The certificate, which marked the panels as safe for use above 18m, was renewed by the BBA after Arconic had ignored at least 11 requests for new information over more than a year which would affect the fire rating of the certificate.

Arconic never told the BBA that the fire rating of the Reynobond PE panels had been downgraded by a French testing house in 2014, meaning they were deemed unsafe for use above 18m.

The BBA only became aware of the new test data when contacted by BBC journalist in 2018, a year after the fire.

Stephanie Barwise QC, representing some of the bereaved, called the BBA a “hopelessly weak institution” on Monday.

She said the body was “too willing to please commercial clients at the expense of ensuring appropriate safety standards”.

BBA chief scientific officer John Albon admitted to the inquiry earlier this year that the BBA’s failure to insist on the information from Arconic was “a very basic failure of due diligence”.

But he added that the body’s procedure had not anticipated “deliberate misrepresentation of the performance of the product with a fire safety-critical aspect of performance such as this”.

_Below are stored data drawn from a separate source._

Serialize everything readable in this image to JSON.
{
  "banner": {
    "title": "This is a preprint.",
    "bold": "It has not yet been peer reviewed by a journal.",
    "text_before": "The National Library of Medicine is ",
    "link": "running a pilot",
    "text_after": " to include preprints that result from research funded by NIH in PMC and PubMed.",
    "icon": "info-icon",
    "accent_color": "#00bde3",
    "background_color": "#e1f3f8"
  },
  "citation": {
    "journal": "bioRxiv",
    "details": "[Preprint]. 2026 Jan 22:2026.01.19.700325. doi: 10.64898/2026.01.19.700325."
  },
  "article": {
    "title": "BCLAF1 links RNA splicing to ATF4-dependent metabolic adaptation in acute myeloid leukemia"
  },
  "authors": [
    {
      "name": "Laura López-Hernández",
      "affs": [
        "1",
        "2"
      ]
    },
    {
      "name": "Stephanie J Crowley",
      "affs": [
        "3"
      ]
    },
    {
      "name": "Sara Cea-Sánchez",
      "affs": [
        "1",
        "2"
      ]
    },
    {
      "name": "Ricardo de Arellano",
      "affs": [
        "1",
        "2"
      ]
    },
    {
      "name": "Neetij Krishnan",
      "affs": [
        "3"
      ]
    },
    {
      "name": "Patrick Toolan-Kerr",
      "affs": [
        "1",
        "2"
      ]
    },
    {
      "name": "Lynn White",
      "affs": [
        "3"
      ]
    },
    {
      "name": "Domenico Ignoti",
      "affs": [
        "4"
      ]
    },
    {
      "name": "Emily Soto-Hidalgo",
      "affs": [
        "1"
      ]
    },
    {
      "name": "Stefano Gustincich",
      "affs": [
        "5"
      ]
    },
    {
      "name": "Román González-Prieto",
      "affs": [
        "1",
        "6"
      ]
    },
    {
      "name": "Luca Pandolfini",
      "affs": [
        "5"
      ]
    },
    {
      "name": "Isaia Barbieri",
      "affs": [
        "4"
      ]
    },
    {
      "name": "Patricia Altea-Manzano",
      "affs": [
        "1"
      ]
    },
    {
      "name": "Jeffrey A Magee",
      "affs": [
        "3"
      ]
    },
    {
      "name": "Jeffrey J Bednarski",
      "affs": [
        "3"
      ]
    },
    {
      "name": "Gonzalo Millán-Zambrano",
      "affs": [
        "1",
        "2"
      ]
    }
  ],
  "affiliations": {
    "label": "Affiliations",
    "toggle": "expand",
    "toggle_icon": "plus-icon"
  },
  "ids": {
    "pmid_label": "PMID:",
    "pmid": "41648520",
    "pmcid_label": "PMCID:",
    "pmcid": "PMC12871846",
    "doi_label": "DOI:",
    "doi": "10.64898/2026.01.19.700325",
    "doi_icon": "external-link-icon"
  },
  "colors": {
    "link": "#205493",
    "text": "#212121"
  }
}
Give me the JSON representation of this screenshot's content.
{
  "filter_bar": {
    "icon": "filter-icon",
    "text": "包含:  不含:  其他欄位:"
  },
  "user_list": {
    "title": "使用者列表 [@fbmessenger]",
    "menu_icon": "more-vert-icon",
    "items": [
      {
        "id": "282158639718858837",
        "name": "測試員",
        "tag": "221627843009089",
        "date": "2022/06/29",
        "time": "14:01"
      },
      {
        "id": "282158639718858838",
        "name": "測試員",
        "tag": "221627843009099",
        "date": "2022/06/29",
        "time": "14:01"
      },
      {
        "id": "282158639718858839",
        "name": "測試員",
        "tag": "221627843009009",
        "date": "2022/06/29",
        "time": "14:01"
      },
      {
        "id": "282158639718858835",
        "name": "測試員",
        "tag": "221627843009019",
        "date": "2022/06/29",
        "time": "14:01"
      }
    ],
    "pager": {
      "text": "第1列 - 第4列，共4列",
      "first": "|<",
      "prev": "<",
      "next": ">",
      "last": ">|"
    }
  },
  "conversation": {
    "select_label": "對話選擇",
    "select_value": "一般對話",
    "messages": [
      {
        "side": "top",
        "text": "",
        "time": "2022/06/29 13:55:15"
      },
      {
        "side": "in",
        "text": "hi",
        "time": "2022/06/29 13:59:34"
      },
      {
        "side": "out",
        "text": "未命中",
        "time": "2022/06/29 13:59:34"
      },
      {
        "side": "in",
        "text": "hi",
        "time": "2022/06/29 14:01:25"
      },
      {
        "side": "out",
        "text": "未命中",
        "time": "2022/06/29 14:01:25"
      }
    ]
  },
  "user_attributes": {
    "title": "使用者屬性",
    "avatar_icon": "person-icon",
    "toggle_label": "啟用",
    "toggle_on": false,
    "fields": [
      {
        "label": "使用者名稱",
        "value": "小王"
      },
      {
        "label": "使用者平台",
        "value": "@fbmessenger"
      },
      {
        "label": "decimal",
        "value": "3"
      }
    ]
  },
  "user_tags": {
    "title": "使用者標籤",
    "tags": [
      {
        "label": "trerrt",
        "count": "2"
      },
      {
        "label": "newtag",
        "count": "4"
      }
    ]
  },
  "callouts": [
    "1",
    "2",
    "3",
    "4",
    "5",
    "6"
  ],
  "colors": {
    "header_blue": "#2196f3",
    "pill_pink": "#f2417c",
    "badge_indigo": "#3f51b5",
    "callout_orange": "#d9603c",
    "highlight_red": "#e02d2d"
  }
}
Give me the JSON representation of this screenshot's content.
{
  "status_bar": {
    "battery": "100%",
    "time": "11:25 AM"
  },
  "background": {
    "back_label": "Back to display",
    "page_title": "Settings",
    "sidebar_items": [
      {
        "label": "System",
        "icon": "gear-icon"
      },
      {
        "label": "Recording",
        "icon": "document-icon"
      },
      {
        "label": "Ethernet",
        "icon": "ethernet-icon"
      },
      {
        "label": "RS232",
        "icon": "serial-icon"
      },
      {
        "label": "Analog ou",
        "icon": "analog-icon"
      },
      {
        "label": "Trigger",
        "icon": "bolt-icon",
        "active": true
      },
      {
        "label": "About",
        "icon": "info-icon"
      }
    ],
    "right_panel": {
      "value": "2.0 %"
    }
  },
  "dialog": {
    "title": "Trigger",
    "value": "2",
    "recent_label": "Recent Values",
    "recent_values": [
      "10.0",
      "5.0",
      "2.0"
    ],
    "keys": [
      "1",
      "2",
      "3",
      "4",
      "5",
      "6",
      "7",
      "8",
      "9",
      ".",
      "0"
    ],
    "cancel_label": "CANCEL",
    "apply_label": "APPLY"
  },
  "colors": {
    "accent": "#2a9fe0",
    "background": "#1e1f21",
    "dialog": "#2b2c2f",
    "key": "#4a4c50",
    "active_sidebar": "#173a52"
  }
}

The inquiry has also heard how Arconic manager Claude Wehrle warned colleagues two years before the fire that Reynobond PE was “dangerous” and should be swapped for a safer fire-retardant version “as a matter of urgency”.

And the firm was warned as early as 2007 that the panels could be deadly after marketing manager Gerard Sonntag attended an industry event where a cladding expert had said that 5,000m2 of ACM would have the same “fuel power” as a “truck of 19,000-litre oil” in the event of a fire.

The next module of the inquiry will focus on how central and local government responded to the disaster.